Et puis le coup de génie: "Un Américain à Paris" de Gershwin. C'est le violoncelliste Anthony Kondo qui l'a proposé et Perrine a relevé le défi sur le ton: "C'est impossible, donc je vais le faire"
Et c'est formidable.
Dans Gershwin, réinventer les couleurs
Car je rappelle les données à tous ceux qui n'auraient pas leur "Américain à Paris" dans le creux de l'oreille: confier à un accordéon et un quintette de toutes les cordes, une oeuvre symphonique où vents, cuivres et percussions passent leur temps à pétarader, vous faites comment?
Par exemple ce seront deux stridences d'accordéon pour "refaire" les klaxons de Gershwin.
Et, si Perrine avait respecté à peu près la distribution des rôles du Prokofiev, il fait montre ici d'une inventivité qui lui fait donner des glissandos, des effets d'aigus, des grondements bizarres, à chaque instrument, cherchant à chaque fois lequel d'entre eux va être capable d' "imiter" l'écriture de Gershwin, mais aussi comment l'instrumentiste va s'y prendre.
Thibault Perrine est depuis des années l'adaptateur de la compagnie des "Brigands". Il sort d'un très beau travail sur "Les P'tites Michu" de Messager (chronique du 23 juin). Son "Américain à Paris" touche au génie. Sans parler d'un accordéon léger comme une plume d'eider, d'une complicité entre Brut, Macarez et le quatuor Hermès qui est davantage qu'un vrai plaisir d'être ensemble.
De Piazzolla au musette
Après cela, on ne va pas dire qu'Astor Piazzolla, c'est pâlichon, mais moins surprenant puisque désormais souvent entendu.
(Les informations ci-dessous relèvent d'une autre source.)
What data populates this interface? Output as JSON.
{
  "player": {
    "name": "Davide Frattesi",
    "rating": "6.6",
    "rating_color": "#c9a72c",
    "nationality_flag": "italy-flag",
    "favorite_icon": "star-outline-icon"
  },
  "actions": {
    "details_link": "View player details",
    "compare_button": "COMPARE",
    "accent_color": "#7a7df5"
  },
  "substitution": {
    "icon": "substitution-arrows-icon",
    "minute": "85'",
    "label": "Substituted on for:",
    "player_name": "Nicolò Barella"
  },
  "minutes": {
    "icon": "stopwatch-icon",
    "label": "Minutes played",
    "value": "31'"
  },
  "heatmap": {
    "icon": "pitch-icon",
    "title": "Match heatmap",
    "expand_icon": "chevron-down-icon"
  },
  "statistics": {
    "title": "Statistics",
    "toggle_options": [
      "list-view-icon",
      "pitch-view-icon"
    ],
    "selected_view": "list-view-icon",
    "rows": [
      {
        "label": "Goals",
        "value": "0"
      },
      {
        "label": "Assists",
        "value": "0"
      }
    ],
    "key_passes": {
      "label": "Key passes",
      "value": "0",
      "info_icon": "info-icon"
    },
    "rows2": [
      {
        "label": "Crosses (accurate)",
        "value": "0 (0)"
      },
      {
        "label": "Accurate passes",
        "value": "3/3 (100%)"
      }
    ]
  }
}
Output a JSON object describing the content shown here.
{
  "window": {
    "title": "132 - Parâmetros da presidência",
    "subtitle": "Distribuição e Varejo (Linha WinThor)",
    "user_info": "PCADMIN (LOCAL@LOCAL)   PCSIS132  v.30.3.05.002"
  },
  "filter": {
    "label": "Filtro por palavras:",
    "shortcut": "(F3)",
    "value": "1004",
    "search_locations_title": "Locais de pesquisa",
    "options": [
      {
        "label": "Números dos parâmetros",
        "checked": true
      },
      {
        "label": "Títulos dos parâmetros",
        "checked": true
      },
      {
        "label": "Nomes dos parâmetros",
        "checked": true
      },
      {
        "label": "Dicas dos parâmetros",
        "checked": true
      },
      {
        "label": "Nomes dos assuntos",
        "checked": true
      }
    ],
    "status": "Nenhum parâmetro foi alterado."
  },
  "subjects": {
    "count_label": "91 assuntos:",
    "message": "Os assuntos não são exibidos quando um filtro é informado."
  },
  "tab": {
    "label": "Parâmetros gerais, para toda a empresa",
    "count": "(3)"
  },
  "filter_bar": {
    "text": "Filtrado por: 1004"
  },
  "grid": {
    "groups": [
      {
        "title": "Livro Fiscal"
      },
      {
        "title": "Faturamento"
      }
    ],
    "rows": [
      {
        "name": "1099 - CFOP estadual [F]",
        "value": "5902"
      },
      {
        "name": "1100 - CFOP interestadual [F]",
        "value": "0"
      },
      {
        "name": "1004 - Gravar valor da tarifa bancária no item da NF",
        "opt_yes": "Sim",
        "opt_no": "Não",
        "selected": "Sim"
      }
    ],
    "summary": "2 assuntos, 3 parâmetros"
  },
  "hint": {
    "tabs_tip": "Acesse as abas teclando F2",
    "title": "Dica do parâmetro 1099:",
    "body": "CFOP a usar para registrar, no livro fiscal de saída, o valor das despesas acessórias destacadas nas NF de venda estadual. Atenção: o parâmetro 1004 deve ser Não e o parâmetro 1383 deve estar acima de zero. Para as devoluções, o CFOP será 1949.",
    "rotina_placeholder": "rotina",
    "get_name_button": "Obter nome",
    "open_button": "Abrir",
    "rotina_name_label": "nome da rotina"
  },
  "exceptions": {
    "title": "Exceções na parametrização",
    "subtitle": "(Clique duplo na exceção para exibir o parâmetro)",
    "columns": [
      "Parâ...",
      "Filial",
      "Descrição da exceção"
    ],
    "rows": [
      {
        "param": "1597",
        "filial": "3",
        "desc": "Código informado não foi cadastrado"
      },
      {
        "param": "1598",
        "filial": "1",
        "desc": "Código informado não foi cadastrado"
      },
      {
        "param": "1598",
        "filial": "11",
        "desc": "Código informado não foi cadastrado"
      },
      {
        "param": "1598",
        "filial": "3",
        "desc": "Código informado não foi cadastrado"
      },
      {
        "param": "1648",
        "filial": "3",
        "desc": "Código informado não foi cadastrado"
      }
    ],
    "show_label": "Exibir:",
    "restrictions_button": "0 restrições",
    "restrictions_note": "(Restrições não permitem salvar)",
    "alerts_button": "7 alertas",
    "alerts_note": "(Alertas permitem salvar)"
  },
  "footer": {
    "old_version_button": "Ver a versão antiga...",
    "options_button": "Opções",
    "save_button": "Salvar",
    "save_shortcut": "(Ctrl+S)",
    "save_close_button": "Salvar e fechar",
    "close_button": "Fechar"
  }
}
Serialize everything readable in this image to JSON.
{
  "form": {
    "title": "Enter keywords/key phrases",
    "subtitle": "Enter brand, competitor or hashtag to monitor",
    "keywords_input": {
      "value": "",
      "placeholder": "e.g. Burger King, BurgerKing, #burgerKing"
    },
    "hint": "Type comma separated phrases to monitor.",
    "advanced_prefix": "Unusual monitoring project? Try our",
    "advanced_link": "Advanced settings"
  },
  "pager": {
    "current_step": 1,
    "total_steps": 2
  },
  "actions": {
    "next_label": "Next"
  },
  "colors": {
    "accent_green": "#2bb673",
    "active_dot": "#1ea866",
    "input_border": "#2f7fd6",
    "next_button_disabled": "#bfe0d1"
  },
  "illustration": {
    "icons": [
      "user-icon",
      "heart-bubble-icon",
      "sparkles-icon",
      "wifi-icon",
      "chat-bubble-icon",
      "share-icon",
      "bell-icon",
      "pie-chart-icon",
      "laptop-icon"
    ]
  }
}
Encore que le "Michelangelo 70" très... 70 soit assez rare. Et qu'on est toujours heureux, finalement, de réécouter le "Milonga del Angel".
C'est Brut et Macarez qui proposent alors un medley de "Valses parisiennes", car, comme l'explique l'accordéoniste, ce n'est pas parce que l'accordéon s'est ouvert au monde qu'un accordéoniste français doit en oublier ses racines... musette.
De la valse lente à la flambée
Du coup la "Suite Musette" de Thibault Perrine, composée pour eux, nous révèle un compositeur après l'adaptateur, en suivant d'ailleurs strictement le principe qui voulait que l'on commençât le bal musette par un paso-doble.
Il y aura ensuite une sorte de valse lente. On sent les influences, Galliano, Piazzolla, comme une sorte de conclusion qui réunit tous les modèles, mais Perrine se dégage peu à peu, un autre rythme de valse, très lyrique et très doux, cantonné dans les aigus, puis un musette "déstructuré" très habilement écrit et d'un bel effet.
Pour finir en "bis" sur Gus Wieser qui, comme son nom ne l'indique pas, est belge: la "Flambée montalbanaise" qui résonne assurément de Montauban... à Perpignan.
Ainsi se fêtait l'autre jour à Reims les "cent ans du musette" (nous apprend Félicien Brut) musette qui, désormais, se promène dans le monde entier, jusqu'à Buenos Aires.
En attendant la Chine!
Félicien Brut, accordéon, Edouard Macarez, contrebasse et le Quatuor Hermès: oeuvres de Jacques Brel, Richard Galliano, Prokofiev, Gershwin, Piazzolla et Thibault Perrine. Sur des arrangements (souvent) de Thibault Perrine. Théâtre du Manège, Reims, le 25 juin.